Regardless of what may think about the Macquarie Point stadium and a state sponsored AFL side the process involved has been woeful.
A big project will bring big benefits. Anyone questioning that holy mantra is condemning the State to an impoverished future. That's what I hear all the time.
The lack of respect for alternative views is a distressing trend in today's world.
Hobart is a unique and beautiful city of which we should be immensely proud. Some wish to retain its uniqueness. Others think it should mimic other cities, as if there's a check list of desirable attributes which all cities should strive to build.
Big projects are proposed to fix things. Along the way we lose sight of the problems we are trying to fix and public discussion degenerates into an unsavoury stoush where respect for other points of view is the first casualty.
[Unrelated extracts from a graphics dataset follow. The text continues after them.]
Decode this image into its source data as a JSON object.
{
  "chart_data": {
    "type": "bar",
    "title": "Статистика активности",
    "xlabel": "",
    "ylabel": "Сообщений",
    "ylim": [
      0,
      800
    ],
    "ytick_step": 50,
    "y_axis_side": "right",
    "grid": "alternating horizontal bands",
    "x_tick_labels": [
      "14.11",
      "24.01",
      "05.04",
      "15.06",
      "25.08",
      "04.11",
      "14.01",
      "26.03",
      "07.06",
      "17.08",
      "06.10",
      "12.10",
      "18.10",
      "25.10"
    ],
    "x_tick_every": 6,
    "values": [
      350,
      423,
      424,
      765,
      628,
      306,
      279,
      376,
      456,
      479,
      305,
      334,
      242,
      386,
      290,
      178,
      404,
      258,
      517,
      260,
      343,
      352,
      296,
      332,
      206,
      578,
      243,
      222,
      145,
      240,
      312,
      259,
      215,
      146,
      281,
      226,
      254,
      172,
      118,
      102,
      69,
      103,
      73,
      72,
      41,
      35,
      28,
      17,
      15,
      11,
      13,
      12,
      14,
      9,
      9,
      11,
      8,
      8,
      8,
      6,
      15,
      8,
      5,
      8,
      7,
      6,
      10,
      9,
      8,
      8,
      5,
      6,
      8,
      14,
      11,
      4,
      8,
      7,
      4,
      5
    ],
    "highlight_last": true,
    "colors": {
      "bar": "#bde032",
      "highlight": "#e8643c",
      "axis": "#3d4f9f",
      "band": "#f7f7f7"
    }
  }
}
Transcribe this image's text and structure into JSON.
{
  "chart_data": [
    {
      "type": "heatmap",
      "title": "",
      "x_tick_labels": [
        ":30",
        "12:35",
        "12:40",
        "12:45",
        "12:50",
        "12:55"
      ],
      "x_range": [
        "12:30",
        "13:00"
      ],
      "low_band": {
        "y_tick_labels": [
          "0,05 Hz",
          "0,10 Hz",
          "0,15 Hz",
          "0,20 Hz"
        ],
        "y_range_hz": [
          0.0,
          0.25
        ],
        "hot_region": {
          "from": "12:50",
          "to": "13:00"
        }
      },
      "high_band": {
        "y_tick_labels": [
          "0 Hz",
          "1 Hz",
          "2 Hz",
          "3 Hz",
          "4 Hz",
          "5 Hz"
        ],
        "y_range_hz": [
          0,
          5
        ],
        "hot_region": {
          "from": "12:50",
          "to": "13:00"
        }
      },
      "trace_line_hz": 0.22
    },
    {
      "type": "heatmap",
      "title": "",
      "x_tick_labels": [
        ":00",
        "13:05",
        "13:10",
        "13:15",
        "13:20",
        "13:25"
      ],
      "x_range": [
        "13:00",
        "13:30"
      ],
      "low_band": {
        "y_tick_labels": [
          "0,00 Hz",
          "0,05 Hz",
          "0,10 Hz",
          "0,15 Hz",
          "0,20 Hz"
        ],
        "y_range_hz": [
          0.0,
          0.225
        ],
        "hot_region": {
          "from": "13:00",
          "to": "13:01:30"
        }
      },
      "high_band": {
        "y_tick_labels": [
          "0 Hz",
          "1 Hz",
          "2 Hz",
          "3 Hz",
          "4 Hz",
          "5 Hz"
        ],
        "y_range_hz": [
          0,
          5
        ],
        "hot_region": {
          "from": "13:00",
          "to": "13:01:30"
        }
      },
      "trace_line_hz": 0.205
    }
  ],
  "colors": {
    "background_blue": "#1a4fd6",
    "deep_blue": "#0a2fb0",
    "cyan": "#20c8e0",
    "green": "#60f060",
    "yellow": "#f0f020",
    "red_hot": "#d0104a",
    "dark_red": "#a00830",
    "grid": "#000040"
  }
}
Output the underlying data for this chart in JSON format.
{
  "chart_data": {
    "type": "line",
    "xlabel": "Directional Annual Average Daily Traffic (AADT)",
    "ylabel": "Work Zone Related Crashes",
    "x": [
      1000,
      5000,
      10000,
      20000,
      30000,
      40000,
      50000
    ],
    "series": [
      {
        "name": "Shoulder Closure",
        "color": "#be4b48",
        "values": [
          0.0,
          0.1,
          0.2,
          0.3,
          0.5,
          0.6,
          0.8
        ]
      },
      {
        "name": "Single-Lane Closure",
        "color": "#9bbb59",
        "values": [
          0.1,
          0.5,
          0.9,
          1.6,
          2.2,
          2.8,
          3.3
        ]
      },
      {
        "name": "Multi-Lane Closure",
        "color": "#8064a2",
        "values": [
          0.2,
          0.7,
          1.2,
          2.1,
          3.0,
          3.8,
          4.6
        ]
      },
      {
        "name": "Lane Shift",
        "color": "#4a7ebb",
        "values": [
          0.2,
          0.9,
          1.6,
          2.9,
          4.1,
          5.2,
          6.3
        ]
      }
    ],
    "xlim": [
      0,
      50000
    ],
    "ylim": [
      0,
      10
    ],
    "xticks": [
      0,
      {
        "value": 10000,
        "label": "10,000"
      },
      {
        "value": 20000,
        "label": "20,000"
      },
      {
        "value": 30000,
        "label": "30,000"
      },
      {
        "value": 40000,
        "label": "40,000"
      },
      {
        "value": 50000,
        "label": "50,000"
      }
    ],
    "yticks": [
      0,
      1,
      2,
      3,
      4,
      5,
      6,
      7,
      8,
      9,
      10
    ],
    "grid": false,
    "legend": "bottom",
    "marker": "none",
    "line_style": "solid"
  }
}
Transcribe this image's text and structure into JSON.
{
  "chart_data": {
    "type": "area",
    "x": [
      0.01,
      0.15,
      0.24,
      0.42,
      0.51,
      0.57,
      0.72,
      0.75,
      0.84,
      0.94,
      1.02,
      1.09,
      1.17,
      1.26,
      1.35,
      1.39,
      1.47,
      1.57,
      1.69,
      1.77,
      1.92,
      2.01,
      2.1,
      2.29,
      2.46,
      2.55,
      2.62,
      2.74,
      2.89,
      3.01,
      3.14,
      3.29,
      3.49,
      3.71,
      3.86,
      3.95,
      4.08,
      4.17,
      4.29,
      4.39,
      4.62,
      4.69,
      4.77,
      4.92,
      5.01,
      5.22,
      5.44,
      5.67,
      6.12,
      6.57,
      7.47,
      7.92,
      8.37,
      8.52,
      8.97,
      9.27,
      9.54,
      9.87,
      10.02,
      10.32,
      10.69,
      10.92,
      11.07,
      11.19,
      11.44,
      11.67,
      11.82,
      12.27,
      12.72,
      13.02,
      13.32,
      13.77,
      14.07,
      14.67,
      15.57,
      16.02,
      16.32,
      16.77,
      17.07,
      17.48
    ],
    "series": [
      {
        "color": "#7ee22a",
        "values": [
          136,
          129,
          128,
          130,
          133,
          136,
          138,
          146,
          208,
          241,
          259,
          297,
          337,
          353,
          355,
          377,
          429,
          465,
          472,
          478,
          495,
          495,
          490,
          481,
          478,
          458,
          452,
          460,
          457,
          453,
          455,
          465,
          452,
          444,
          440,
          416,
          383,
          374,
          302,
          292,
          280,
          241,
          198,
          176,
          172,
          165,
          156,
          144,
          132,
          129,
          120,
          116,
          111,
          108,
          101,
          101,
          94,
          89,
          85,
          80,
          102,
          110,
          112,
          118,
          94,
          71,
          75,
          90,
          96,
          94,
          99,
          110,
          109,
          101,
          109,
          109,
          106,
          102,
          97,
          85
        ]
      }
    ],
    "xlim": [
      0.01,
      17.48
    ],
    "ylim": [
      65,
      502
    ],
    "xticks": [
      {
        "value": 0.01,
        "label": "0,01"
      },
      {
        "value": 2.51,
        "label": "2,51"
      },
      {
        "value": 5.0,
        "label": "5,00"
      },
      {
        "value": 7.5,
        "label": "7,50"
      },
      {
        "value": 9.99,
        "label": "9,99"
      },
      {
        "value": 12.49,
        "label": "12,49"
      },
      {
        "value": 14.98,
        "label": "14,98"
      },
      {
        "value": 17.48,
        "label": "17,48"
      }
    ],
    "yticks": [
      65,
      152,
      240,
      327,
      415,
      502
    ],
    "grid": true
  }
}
There's no coordinated plan for the stadium and the new AFL side. The Department of Treasury wasn't consulted. Nor were Liberal Party backbenchers. Cabinet, at best, only got a verbal briefing the day before the agreement was signed.
The Treasurer all but admitted to the Public Accounts Parliamentary Committee that the $240 million federal assistance grant for Macquarie Point would be clawed back via the state's future GST share, belatedly writing to the Federal Treasurer requesting the grant be exempted from GST calculations, knowing full well the likely answer. He just needed someone else to blame.
Securing federal funding was supposed to be the clincher and stadium supporters berated non-believers for looking a gift horse in the mouth. Unfortunately, it's not a gift horse. It's a ring-in.
Marinus is the other large project touted to solve our problems. Why we need a $3.8 billion cable connected to the mainland when government is the monopoly owner of all generation transmission and distribution has never been adequately explained.
That Marinus will provide for electricity from storage and pumped hydro at Tarraleah and Cethana is fast becoming a distant dream as the latest market tender for electricity storage in NSW saw batteries offering a better deal than pumped hydro.
By all means let's talk about big projects. But let's not automatically assume
because it's big, it's best. And let's not forget the problems we are trying to solve.
And for goodness sake, let's keep the discussion civil.